In vivo application of tissue-engineered blood vessels of bacterial cellulose as small arterial substitutes: proof of concept?

BACKGROUND: Tissue-engineered blood vessels (TEBVs) represent an innovative approach for overcoming reconstructive problems associated with vascular diseases by providing small-caliber vascular grafts. This study aimed to evaluate a novel biomaterial of bacterially synthesized cellulose (BC) as a potential scaffold for small-diameter TEBV.
METHODS: Small-diameter blood vessels with a supramolecular fiber network structure consisting of tubular hydrogels from biodesigned cellulose were created using Gluconacetobacter strains and Matrix reservoir technology. BC tubes (length: 100 mm, inner diameter: 4.0-5.0 mm) were applied to replace the carotid arteries of 10 sheep for a period of 3 mo to gain further insights into (a) functional (in vivo) performance, (b) ability of providing a scaffold for the neoformation of a vascular wall and (c) their proinflammatory potential, and the (d) technical feasibility of the procedure.
RESULTS: Preoperative analysis revealed a bursting strength of the grafts of approximately 800 mm Hg and suture retention strength of 4-5 N. Postexplantation analysis showed a patency rate of 50% (n = 5) and physiological performance of the patent grafts at 4, 8, and 12 wk postoperatively, compared with native arteries.
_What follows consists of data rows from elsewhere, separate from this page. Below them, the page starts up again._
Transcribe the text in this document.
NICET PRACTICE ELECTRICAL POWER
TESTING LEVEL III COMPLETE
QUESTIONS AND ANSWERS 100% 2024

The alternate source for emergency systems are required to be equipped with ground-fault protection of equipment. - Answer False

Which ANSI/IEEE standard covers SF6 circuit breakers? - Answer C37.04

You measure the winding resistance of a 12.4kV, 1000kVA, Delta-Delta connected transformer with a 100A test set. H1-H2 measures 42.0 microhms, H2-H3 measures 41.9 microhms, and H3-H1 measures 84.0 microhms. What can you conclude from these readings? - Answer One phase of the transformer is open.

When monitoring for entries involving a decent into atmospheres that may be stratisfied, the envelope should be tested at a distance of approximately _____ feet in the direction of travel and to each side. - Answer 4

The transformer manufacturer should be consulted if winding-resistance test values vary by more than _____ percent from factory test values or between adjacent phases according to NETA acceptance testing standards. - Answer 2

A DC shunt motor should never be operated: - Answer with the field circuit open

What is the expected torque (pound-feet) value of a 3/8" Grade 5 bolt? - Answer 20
Histologic analysis revealed a neoformation of a vascular wall-like structure along the BC scaffold consisting of immigrated vascular smooth muscle cells and a homogeneous endothelialization of the inner graft surface without signs of prothrombogenic or inflammatory potential. Scanning electron microscopy revealed a confluent luminal endothelial cell layer and the immigration of vascular smooth muscle cells into the BC matrix.
CONCLUSIONS: BC grafts provide a scaffold for the neoformation of a three-layered vascular wall exhibit attractive properties for their use in future TEBV programs for cardiovascular surgery.